Rabu, 19 Maret 2014

Mahkamah Internasional: Australia, Setop Mata-matai Timor Leste!

Den Haag Perintah tegas dikeluarkan Mahkamah Internasional (International Court of Justice) pada Australia. Negeri Kanguru wajib menghentikan kegiatan mata-matanya atas Timor Leste terkait sengketa cadangan minyak dan gas bumi senilai US$ 40 miliar atau Rp 463,8 triliun.

Ini adalah kali pertama pengadilan internasional memerintahkan negara Barat untuk berhenti memata-matai bangsa lain.
Mayoritas anggota majelis hakim memutuskan bahwa dokumen yang disita oleh agen Australia pada bulan Desember harus tetap 'tersegel',  tidak dapat digunakan selama sengketa masih berlangsung atas sumber daya yang melimpah di Laut Timor.

Sebaliknya, mahkamah tak memenuhi permintaan Timor Leste agar dokumen tersebut dikembalikan.

Sengketa tersebut menandai memburuknya persahabatan 2 negara yang tadinya sangat erat. Apalagi Australia ada di garis depan membantu Timor Leste melepaskan diri dari Indonesia pada 2002.

Ahli hukum Donald Rothwell dari  Australian National University mengatakan, kasus mata-mata tersebut 'belum pernah terjadi sebelumnya'. Ini adalah kali pertamanya Australia menerima perintah terkait dokumen yang diperoleh dari kegiatan intelijen.


Australia dituduh melakukan kegiatan mata-mata meluas selama pembicaraan dengan pihak negara bekas provinsi ke-27 Indonesia itu -- menjelang perjanjian pada 2006 yang mmbagi keuntungan 50-50 terkait  ladang migas Greater Sunrise di Laut Timor.

Timor Leste menginginkan perjanjian itu dibatalkan dan sudah membawa kasus ini ke Pengadilan Arbitrase Internasional atau Permanent Court of Arbitration di Den Haag, Belanda. Vonis kasus tersebut tak akan dikeluarkan hingga tahun depan.

Desember lalu, agen dari ASIO -- organisasi mata-mata domestik Australia menggerebek sebuah kantor di Canberra milik Bernard Collaery, pengacara yang mewakili Timor Leste.
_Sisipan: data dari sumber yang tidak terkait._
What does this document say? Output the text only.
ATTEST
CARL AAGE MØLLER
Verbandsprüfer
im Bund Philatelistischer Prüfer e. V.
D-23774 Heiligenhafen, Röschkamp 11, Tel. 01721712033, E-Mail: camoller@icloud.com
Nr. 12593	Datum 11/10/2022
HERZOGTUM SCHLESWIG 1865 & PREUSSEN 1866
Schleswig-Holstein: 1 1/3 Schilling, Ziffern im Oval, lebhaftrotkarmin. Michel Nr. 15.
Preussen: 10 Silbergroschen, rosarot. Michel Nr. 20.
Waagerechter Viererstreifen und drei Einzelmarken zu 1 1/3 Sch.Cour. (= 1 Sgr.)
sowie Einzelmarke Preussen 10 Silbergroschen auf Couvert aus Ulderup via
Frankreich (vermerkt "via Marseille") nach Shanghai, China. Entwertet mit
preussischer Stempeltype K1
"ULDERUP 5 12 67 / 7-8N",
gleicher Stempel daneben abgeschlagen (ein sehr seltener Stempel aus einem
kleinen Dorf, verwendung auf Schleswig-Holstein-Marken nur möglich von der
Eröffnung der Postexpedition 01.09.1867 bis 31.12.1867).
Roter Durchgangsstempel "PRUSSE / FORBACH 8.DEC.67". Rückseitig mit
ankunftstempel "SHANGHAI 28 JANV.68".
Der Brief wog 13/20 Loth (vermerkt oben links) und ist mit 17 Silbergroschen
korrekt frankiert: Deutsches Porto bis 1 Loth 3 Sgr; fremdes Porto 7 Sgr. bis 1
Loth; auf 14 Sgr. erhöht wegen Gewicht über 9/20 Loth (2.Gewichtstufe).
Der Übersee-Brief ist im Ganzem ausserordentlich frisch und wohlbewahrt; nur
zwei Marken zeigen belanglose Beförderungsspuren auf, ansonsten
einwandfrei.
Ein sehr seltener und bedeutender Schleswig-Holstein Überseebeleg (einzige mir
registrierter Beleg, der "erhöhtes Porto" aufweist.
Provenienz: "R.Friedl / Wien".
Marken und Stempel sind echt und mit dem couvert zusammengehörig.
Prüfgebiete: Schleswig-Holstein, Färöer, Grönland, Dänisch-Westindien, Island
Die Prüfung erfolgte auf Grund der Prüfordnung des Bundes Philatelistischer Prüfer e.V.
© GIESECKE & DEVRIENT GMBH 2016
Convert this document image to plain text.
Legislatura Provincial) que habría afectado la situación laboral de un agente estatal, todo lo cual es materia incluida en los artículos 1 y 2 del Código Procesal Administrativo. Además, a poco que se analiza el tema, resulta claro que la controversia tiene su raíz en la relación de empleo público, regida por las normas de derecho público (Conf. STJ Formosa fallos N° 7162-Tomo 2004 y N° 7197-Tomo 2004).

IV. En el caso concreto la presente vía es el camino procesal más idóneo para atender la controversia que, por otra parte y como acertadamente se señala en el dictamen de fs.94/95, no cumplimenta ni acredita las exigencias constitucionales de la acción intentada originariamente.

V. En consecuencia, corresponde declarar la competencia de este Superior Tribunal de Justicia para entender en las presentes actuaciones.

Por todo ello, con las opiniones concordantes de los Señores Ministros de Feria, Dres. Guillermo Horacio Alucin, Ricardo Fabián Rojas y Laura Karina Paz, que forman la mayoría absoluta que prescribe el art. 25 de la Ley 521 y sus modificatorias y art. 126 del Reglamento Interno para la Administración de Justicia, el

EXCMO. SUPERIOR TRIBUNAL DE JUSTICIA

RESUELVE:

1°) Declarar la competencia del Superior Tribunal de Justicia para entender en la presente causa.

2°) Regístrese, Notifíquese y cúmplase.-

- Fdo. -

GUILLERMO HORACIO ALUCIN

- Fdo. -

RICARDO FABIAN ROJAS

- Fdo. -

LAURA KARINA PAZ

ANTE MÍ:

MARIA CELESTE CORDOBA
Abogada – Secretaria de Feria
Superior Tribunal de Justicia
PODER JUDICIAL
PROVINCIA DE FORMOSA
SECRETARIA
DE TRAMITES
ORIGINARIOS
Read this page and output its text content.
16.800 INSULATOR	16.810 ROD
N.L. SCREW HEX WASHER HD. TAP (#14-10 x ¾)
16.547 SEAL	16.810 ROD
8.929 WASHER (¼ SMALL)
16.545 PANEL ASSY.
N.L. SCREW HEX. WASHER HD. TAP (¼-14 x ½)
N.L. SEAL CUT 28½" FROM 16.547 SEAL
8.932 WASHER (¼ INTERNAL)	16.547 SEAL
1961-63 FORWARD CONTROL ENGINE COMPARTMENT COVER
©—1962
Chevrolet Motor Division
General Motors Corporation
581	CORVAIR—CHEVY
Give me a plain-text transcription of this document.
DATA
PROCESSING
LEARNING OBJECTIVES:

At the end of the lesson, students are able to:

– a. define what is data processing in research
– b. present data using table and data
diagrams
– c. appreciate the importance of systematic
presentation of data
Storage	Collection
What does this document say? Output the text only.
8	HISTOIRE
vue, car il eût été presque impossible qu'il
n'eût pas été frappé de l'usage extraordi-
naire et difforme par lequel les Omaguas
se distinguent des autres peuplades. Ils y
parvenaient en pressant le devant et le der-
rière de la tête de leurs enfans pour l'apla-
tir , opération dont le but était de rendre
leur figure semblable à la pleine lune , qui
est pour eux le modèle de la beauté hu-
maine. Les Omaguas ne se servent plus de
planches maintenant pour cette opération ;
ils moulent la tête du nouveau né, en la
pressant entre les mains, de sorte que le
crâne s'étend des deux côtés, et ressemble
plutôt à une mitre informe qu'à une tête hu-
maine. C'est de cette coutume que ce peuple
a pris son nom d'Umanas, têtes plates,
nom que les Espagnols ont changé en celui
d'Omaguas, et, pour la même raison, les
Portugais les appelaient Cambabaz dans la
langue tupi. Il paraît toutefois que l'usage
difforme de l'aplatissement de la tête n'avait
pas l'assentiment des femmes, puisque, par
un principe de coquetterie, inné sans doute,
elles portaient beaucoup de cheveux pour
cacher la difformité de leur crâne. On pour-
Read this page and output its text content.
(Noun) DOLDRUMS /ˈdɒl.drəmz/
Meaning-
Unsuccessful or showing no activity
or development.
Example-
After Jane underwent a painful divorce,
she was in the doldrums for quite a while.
ASIO menyita sejumlah dokumen yang diyakini terkait dugaan spionase oleh Australia dan terkait pengakuan mantan intel Negeri Kanguru yang mengklaim Australia menyadap kantor pemerintah Timor Leste selama pembicaraan terkait perjanjian migas.

Dubes Timor Leste untuk Inggris, Joaquim da Fonseca, mengaku gembira dengan putusan Mahkamah Internasional. "Saya sangat puas dengan hasil persidangan," kata dia, seperti Liputan6.com kutip dari Telegraph, Rabu (5/3/2014). "Pengadilan mempertimbangkan dampak serius yang bisa diakibatkan dari penyitaan dan penahanan dokumen milik Timor Leste."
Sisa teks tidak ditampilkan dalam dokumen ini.